Times of crisis are normal. They are to be expected. If they are normal and to be expected, then we need to develop the inner strength to face them, deal with them and overcome them. Eleanor Roosevelt put it this way, “You gain strength, courage and confidence every time you look fear in the face. We must do the thing we think we cannot do.”

During this pandemic, I wish you sophronismos – the ability to know what to do in the face of panic, the ability to keep your cool. You can do this! We must do this! A favorite poem by Rudyard Kipling seems to be appropriate here.


                                   If you can keep your head when all about you
                                   Are losing theirs and blaming it on you,
                                   If you can trust yourself when all men doubt you
                                   But make allowance for their doubting too,
                                   If you can wait and not be tired by waiting,
                                   Or being lied about, don’t deal in lies,
                                   Or being hated, don’t give way to hating,
                                   And yet don’t look too good, nor talk too wise:

                                   If you can dream--and not make dreams your master,
                                   If you can think--and not make thoughts your aim;
                                   If you can meet with Triumph and Disaster
                                   And treat those two imposters just the same;
                                   If you can bear to hear the truth you’ve spoken
                                   Twisted by knaves to make a trap for fools,
                                   Or watch the things you gave your life to, broken,
                                   And stoop and build ‘em up with worn-out tools:

                                   If you can make one heap of all your winnings
                                   And risk it all on one turn of pitch-and-toss,
                                   And lose, and start again at your beginnings
                                   And never breath a word about your loss;
                                   If you can force your heart and nerve and sinew
                                   To serve your turn long after they are gone,
                                   And so hold on when there is nothing in you
                                   Except the Will which says to them; “Hold on!”

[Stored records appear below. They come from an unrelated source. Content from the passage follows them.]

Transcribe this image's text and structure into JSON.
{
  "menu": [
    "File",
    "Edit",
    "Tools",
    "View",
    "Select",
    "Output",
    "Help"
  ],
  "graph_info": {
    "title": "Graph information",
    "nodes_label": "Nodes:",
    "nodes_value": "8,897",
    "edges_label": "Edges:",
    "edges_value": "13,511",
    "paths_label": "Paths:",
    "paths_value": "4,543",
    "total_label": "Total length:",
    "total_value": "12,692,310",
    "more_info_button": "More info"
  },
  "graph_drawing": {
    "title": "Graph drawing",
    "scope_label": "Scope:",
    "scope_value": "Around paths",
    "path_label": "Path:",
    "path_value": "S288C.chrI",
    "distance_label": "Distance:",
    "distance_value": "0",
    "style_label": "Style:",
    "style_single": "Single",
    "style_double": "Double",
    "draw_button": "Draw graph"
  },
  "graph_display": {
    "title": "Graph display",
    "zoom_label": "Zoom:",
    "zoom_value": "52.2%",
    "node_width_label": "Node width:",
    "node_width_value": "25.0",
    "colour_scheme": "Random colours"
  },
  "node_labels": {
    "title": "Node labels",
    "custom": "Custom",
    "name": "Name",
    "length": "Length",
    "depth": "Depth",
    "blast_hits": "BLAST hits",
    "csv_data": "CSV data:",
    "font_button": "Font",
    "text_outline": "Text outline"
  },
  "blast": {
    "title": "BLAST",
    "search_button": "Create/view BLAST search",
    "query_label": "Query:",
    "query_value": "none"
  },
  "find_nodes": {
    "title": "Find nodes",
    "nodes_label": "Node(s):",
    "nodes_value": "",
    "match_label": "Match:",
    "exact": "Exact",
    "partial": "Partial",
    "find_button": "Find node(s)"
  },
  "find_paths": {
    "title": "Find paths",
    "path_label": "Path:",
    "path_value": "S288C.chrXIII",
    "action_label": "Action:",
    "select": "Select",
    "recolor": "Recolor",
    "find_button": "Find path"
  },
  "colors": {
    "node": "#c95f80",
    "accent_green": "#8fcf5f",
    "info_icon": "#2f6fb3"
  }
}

                                   If you can talk with crowds and keep your virtue,
                                   Or walk with kings—nor lose the common touch,
                                   If neither foes nor loving friends can hurt you;
                                   If all men count with you, but none too much,
                                   If you can fill the unforgiving minute
                                   With sixty seconds’ worth of distance run,
                                   Yours is the earth and everything that’s in it,
                                   And—which is more—you’ll be a Man, my son!

Let me share another of my favorite quotes from W. H. Murray. It serves as a reminder that the God who called us to fidelity, stands ready to help, empower and equip us for our various vocations. We are not in this alone.  Once we commit, help is on its way.

                                      Until one is committed, there is hesitancy, the chance to draw
                                      back, always ineffectiveness. Concerning all acts of initiative
                                      (and creation) there is one elementary truth, the ignorance of
                                      which kills countless ideas and splendid plans: that
                                      the moment one definitely commits oneself, then Providence
                                      moves too. All sorts of things occur to help one that would
                                      never otherwise have occurred. A whole stream of events issues
                                      from the decision, raising in one’s favor all manner of unforeseen
                                      incidents and meetings and material assistance, which no man could
                                      have dreamed would have come his way.